Alpha-foetoprotein (AFP) synthesis, although repressed in normal adults, is increased in the majority of patients with hepatocellular carcinoma (HCC). We have investigated whether active transcription of the AFP gene may explain raised serum AFP concentrations in patients with HCC and hepatoblastoma by assaying human tumour and non-neoplastic tissue by molecular hybridization for the presence of mRNA encoding AFP. Ten operative HCC and six autopsy HCC specimens, two HCC cell lines, and one hepatoblastoma specimen were examined. Total cellular RNA and poly-(A)+ RNA were extracted and AFP mRNA sequences sought by dot-blot and Northern blot hybridisation to a human cDNA AFP probe. Cellular AFP was localised by avidin-biotin staining. AFP mRNA was detected in 8/10 operative specimens, as well as PLC/PRF/5 nude mouse tumours. Weaker hybridization was detected in 4/6 autopsy specimens. Signals of comparable intensity to that in operative tumours were detected in non-neoplastic tissue of 6 patients. AFP mRNA from nude mouse tumours migrated as a 20S discrete band on agarose gel electrophoresis, whereas a more complex hybridization pattern was evident in human tumours.
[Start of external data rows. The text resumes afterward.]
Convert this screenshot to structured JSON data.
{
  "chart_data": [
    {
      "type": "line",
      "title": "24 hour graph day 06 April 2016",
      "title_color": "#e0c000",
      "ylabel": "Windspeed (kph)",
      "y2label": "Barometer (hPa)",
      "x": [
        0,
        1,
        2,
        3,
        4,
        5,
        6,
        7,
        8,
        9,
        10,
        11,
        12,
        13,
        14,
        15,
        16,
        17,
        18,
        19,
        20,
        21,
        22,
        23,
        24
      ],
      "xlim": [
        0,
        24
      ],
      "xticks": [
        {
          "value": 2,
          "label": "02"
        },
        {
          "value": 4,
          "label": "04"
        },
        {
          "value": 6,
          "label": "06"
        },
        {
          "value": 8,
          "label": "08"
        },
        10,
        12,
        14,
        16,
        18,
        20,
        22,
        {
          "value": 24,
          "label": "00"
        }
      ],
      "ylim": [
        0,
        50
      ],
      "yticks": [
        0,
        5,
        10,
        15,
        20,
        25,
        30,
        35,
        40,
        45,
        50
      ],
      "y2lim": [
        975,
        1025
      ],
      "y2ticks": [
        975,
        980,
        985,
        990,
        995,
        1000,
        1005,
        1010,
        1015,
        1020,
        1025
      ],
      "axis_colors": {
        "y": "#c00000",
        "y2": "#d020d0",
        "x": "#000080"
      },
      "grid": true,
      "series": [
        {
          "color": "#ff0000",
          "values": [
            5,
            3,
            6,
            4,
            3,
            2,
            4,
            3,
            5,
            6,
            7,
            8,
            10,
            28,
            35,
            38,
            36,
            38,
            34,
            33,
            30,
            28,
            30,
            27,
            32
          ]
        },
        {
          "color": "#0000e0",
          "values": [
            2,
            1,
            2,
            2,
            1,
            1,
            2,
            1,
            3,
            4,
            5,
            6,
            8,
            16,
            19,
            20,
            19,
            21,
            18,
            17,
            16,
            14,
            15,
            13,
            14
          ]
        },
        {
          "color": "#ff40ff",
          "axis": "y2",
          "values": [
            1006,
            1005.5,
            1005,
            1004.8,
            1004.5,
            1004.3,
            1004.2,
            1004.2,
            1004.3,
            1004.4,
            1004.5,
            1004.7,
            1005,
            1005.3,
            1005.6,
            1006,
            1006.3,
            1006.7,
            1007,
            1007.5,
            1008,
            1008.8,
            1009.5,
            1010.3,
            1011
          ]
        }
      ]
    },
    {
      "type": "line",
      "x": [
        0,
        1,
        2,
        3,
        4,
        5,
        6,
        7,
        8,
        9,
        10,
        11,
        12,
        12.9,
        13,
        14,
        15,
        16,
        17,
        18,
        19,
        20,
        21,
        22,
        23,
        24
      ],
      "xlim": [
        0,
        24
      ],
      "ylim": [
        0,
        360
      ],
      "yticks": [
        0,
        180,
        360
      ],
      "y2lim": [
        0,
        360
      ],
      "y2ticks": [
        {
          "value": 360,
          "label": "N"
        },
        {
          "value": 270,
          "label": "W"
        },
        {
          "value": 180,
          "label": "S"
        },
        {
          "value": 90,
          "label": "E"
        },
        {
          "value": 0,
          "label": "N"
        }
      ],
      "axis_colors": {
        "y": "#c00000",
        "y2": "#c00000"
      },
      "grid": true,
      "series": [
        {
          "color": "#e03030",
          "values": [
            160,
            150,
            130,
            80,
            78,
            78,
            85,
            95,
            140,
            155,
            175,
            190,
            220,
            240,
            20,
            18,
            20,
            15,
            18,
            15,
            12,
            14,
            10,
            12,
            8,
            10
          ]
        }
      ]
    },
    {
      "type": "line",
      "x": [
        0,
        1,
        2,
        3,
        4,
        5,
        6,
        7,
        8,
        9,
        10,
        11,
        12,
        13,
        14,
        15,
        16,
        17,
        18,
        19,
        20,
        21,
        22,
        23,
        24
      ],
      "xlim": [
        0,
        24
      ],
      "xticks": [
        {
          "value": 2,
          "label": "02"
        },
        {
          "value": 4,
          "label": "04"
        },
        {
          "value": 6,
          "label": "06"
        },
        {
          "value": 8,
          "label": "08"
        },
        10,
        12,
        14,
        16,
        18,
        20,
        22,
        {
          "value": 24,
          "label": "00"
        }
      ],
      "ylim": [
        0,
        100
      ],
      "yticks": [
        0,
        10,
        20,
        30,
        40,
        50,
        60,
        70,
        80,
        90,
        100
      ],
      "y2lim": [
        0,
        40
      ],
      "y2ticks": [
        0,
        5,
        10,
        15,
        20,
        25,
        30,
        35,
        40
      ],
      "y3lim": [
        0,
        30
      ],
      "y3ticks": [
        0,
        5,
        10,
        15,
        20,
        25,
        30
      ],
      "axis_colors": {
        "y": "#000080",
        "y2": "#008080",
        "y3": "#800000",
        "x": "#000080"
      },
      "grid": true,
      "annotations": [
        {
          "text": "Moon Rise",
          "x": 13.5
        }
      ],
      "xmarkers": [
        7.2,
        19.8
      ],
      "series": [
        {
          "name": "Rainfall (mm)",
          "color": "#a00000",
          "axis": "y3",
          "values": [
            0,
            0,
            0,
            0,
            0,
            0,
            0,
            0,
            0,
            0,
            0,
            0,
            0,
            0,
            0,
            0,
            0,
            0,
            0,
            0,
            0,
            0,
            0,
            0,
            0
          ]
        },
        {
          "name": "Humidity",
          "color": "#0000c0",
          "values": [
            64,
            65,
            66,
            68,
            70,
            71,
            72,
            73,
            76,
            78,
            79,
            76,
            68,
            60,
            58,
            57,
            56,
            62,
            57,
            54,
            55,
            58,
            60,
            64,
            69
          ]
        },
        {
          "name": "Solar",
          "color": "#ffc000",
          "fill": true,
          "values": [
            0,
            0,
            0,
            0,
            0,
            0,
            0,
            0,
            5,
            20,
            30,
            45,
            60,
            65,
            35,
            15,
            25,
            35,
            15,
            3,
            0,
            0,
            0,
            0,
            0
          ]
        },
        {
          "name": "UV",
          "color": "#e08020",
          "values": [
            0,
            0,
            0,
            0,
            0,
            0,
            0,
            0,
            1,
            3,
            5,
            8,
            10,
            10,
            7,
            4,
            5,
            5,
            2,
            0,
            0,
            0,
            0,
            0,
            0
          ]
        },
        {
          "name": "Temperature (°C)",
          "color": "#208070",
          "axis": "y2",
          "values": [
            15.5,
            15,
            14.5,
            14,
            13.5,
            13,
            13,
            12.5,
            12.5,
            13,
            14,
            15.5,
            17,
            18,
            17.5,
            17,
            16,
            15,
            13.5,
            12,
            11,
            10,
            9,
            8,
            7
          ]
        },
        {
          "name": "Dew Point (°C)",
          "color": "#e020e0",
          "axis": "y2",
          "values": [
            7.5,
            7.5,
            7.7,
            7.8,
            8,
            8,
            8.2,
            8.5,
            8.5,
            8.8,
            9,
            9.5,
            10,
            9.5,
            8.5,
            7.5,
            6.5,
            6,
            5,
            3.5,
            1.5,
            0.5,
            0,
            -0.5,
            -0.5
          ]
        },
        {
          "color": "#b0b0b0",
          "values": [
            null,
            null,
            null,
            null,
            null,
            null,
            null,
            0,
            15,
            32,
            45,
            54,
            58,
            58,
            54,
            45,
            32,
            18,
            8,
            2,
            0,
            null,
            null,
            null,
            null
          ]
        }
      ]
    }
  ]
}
Positive cytoplasmic immuno-staining for AFP was observed in 4 tumours and 2 corresponding non-neoplastic specimens and in a HCC cell line. In non-neoplastic liver, AFP was localised in cells that appeared dysplastic. Thus steady-state levels of AFP mRNA are detectable in human HCC tissue and surrounding non-neoplastic liver. These findings may prove pertinent to an understanding of the genetic expression of AFP in malignant hepatocytes, and the sequence of events leading to uncontrolled cellular proliferation.